Игра в молчанку | страница 91
До начала занятий в шестом классе оставался еще примерно месяц, но Элинор почти перестала выходить из дома – и, соответственно, слишком поздно возвращаться. Я воспринял это с облегчением, хотя столь резкая перемена в ее поведении не могла меня не насторожить. Я не сомневался, что тем вечером произошло что-то серьезное, но мы по-прежнему терялись в догадках, не в силах дать исчерпывающий ответ на вопрос, что это могло быть. Мы испробовали все, что только могли, стараясь заставить ее открыться, не так ли, Мегс?.. Мы задавали «хитрые» вопросы, упрашивали, умоляли, мы пустили в ход даже подкуп и лесть – но тщетно. Что бы мы ни предпринимали, нам не удалось добиться ни малейшего отклика, и это было даже хуже, чем обычный шок, вызванный каким-то сильным переживанием. Не просто отупение, которое означало бы, что Элинор по крайней мере сопротивляется, а отсутствие всякой реакции вообще, словно какая-то неведомая тьма раздавила ее, расплющила, поглотила, уничтожила ту былую живость, любознательность и целеустремленность, которые составляли самую суть нашей Элинор.
Еще никогда я не чувствовал себя таким беспомощным, Мегс.
В шестой класс Элинор все-таки поступила, но, скорее, просто по инерции – потому что таков был первоначальный план. Для нее это была просто формальность – с тем же успехом она могла бы сидеть дома и дальше. В школе заметили неладное и посоветовали нам обратиться к штатному психологу-консультанту. Помимо этого, ты записала ее по крайней мере еще к двум врачам (во всяком случае, о двух я знал), но из этого так ничего и не вышло. Как только речь зашла о консультации со специалистом, к нам тотчас вернулась прежняя Элли, которая очень живо и убедительно упрашивала нас не заставлять ее идти к врачу. Почему мы тогда уступили, Мегс? Почему поддались на ее мольбы? Я-то всегда был тряпкой – «мягкосердечным», как ты говорила, щадя мое самолюбие, но ты… Это ты всегда была и каменным фундаментом, на котором стояла наша семья, и капитаном, твердой рукой веду́щим наш маленький корабль по намеченному курсу. Я, конечно, догадался, что ты с самого начала собиралась помочь Элли, не прибегая к посторонней (даже моей) помощи, но в какой-то момент должны же мы были понять, что это невозможно, что одним нам не справиться? Мы и поняли, но, к сожалению, слишком поздно.

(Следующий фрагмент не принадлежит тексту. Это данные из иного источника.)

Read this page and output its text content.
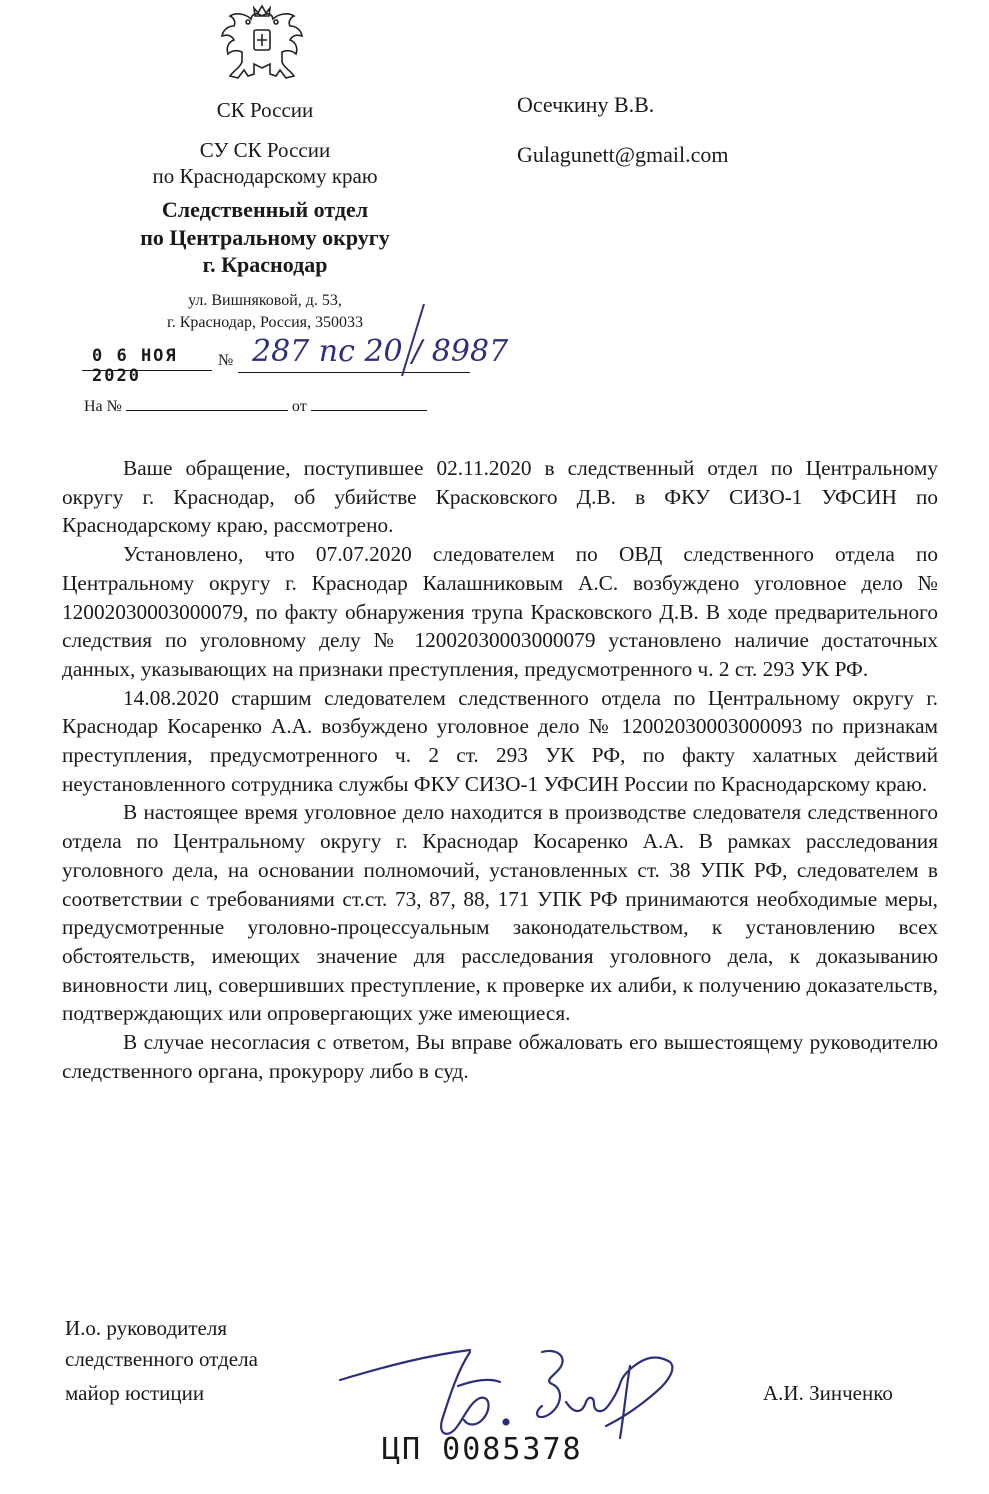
СК России
СУ СК России
по Краснодарскому краю
Следственный отдел
по Центральному округу
г. Краснодар
ул. Вишняковой, д. 53,
г. Краснодар, Россия, 350033
0 6 НОЯ 2020
№ 287 nc 20 / 8987
На №	от
Осечкину В.В.
Gulagunett@gmail.com

Ваше обращение, поступившее 02.11.2020 в следственный отдел по Центральному округу г. Краснодар, об убийстве Красковского Д.В. в ФКУ СИЗО-1 УФСИН по Краснодарскому краю, рассмотрено.

Установлено, что 07.07.2020 следователем по ОВД следственного отдела по Центральному округу г. Краснодар Калашниковым А.С. возбуждено уголовное дело № 12002030003000079, по факту обнаружения трупа Красковского Д.В. В ходе предварительного следствия по уголовному делу № 12002030003000079 установлено наличие достаточных данных, указывающих на признаки преступления, предусмотренного ч. 2 ст. 293 УК РФ.

14.08.2020 старшим следователем следственного отдела по Центральному округу г. Краснодар Косаренко А.А. возбуждено уголовное дело № 12002030003000093 по признакам преступления, предусмотренного ч. 2 ст. 293 УК РФ, по факту халатных действий неустановленного сотрудника службы ФКУ СИЗО-1 УФСИН России по Краснодарскому краю.

В настоящее время уголовное дело находится в производстве следователя следственного отдела по Центральному округу г. Краснодар Косаренко А.А. В рамках расследования уголовного дела, на основании полномочий, установленных ст. 38 УПК РФ, следователем в соответствии с требованиями ст.ст. 73, 87, 88, 171 УПК РФ принимаются необходимые меры, предусмотренные уголовно-процессуальным законодательством, к установлению всех обстоятельств, имеющих значение для расследования уголовного дела, к доказыванию виновности лиц, совершивших преступление, к проверке их алиби, к получению доказательств, подтверждающих или опровергающих уже имеющиеся.

В случае несогласия с ответом, Вы вправе обжаловать его вышестоящему руководителю следственного органа, прокурору либо в суд.

И.о. руководителя
следственного отдела
майор юстиции	А.И. Зинченко
ЦП 0085378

Потом настали иные дни, когда возвращаясь домой, я видел в прихожей ее школьный рюкзачок, но не саму Элинор. Не было ее туфель и куртки, не было крошек на кухонном столе, которые она всегда оставляла, когда на скорую руку готовила себе перекусить. Пока Элинор словно раненый зверь в норе сидела в своей спальне, мы молились, чтобы она оттуда вышла. И вот она вышла, и теперь мы понятия не имели, куда она ходит по вечерам. Еще какое-то время спустя Элинор снова стала пропускать ужины. Мы оба были без ума от беспокойства, однако глядеть вдвоем из кухонного окна на улицу было, разумеется, бессмысленно: какой бы сильной ни была наша тревога, заставить Элинор материализоваться на пороге она не могла.